It is completely irrelevant what Ager thought of Creationism. But it is
relevant that Ager recognized that some sediments at least were deposited
catastrophically. His ideas do support the idea of catastrophic
deposition, regardless of whether he thought of global catastophism or not.
And he did not.
> What Ager
> did propose is that the strata we see in the sedimentary record are
> "catastrophic" events. What did he mean by "catastrophic" events?
> turbitity currents, etc. How many such "catastrophic" events are
preserved in the
> stratigraphic record? Millions. It's a long jump from Ager's ideas to
the idea that
> ALL sedimentary rocks record ONE global flood.
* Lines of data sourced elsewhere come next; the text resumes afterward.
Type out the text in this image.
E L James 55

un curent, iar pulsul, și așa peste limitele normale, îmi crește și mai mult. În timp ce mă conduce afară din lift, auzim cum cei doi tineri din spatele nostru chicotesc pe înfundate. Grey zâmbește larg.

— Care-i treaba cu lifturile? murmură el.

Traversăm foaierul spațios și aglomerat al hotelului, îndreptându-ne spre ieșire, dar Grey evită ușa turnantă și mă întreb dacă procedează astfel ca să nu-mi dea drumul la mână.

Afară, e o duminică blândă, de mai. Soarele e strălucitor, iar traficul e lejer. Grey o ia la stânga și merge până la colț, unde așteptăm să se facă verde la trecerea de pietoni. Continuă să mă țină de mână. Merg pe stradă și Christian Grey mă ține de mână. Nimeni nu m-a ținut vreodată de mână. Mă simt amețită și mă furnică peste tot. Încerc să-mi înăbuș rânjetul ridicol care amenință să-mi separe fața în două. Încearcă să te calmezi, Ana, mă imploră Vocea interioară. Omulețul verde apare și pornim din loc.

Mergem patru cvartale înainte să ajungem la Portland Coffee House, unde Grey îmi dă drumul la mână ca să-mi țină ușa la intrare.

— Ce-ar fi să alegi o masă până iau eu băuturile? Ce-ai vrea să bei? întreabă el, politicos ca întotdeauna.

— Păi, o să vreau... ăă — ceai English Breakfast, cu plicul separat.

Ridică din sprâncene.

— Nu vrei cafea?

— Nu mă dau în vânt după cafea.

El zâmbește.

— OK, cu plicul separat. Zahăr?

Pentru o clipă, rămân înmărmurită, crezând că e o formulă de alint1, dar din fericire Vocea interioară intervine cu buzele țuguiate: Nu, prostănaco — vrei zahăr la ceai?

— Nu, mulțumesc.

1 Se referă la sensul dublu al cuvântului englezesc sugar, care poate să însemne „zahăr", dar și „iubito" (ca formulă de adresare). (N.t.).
How many catastrophic sedimentary events do Creationary catastrophists
propose happened during the Flood catastrophe? Millions! And all part of
a major catastrophic event.
> Besides which, I think most geologists
> think Ager overstated his case a bit (although the types of
"catastrophic" events he
> proposed are certainly recorded in the stratigraphic record).
What else would you expect?! :)
> So, the next time you hear a YEC throw out that
> quote by Ager, kindly remind them that Ager believed YEC to be complete
> his ideas in no way support their flood model.
Again, what Ager thought of Creationary catastrophism is completely
irrelevant. And his ideas can be incorporated into a global catastrophe.